No, not really. Or not for us humans.
Perhaps a more useful question would be whether it is possible to encourage both journalists and their readers to take a responsible, critical, constructive approach with a commitment to truth rather than sensation. I don’t mean to say that this doesn’t happen already in some places, but to me it does not seem widespread.
Matt,
I appreciate that opportunity cost and limited time and resources mean that we can’t all research everything thoroughly! This is one reason why we even have newspapers: I can’t possibly find out everything that’s happening in the world, but I can pay someone to make it their business to find out and to filter that information for me so that I am presented with something accurate and relevant.
I have not yet found a newspaper which I feel does this filtering job adequately: many of the fringe issues I care about don’t turn up in major papers, but I do like to have some idea what is going on in the macro-news world. I do think the internet and the easier access it gives us to certain types of information is changing the world of journalism; whether for the better I cannot say. But being able to aggregate various RSS feeds does allow me to keep abreast of both my own special interests and of larger political issues… now if only I had time to read them all! I need to prioritise my own filters a little differently if I’m going to keep up with the things I can act on.
But that is a different issue to the one of sloppy, inaccurate or even cruel reporting for the sake of selling papers, and to the one of people being unwilling to listen to what they see as bad news (especially if they are offered no way to influence the outcome).
November 16, 2009 at 3:43 pm
According to Ernest, the ethical course is presumably to refuse to publish a grieving mother’s views? This might be a straightforward case of intrusion or it might not. I don’t know enough about who approached who, whether any money changed hands. I’ll be interested in seeing what the PCC have to say about it as I guess it is likely there have been complaints.
Am I content to ‘work in’ and ‘celebrate this environment’? As a freelance journalist I have taken Murdoch’s shilling quite happily. As to celebrating News Corp., well I just don’t happen to see it as any worse than other companies and news outlets. I don’t read The Sun, or have a Sky subscription but I have to admit that The Times is my newspaper of choice. I think this idea that Murdoch or News Corp is wholly bad, totally unethical is quite widespread in Christian circles and needs examining.

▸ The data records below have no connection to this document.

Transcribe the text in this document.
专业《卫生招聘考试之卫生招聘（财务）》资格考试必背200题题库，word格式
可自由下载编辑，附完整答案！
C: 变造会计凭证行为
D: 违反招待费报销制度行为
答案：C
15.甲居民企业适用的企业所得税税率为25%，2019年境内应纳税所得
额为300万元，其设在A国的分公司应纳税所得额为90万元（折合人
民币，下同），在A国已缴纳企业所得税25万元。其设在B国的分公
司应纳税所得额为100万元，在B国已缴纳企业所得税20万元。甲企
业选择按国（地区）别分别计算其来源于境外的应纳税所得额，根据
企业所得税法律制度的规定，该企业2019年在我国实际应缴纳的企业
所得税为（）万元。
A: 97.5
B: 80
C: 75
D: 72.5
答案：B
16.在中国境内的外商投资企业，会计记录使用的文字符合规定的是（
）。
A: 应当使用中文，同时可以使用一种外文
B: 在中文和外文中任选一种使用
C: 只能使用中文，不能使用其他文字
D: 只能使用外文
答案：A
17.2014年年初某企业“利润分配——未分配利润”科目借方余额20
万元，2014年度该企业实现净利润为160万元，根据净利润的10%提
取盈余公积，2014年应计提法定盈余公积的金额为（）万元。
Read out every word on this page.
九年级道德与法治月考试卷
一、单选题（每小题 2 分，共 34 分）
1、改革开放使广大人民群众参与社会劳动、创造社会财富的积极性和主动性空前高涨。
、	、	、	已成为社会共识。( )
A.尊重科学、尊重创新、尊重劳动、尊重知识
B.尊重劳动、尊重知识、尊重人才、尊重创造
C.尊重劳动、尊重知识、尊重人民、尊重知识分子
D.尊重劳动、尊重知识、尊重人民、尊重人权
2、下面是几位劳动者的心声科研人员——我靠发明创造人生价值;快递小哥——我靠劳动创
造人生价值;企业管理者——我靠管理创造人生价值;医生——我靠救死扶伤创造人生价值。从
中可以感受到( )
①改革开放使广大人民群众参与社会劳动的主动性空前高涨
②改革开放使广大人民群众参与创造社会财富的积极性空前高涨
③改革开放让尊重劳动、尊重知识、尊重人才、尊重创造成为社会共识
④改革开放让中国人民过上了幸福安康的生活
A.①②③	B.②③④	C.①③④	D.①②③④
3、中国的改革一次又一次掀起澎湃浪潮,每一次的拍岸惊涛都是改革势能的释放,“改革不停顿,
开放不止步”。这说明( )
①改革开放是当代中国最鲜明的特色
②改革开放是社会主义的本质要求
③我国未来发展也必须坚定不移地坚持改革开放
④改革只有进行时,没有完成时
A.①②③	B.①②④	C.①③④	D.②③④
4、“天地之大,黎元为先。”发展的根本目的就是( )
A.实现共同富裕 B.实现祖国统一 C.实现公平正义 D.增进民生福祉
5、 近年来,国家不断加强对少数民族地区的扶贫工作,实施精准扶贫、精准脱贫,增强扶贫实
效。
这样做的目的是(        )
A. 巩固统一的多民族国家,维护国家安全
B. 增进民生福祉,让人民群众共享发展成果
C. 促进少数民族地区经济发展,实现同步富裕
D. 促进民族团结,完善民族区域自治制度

November 16, 2009 at 11:04 pm
Andrew,
As far as I can see, the word ethical cannot be applied to the Murdoch Media Empire. I only see evidence of ‘self promotion and self protection’,’market share’ and ‘anything goes’. And a liberal use of the ‘So What’ principle.
Morality is a word that was obviously spiked long ago, by an Mr Murdoch as unusable.
The danger of their monopoly in the media is the their view of their average punter for the Sun, which lowers the level to the lowest common denominator.
The Times might have a different approach, but is controlled by the same editorial machine.
Self Regulation has been shown not to work, and the PCC is a toothless organisation, set up by the press, for the press, to head of formal government legislation to control the press.
I held my view of the Murdoch empire, well before I became a Christian, however, being a Christian, has helped me to focus better on issues that I care about, and to become more active and vocal in voicing my views.
The issue of their misuse of Mrs Janes situation is not one of publishing her views, it is their descent to the levels that they used to intrude into and to make political capital out of a bad situation.
I hold no brief for Gordon Brown, but the way this story was used and blown up was ill judged and just plain wrong.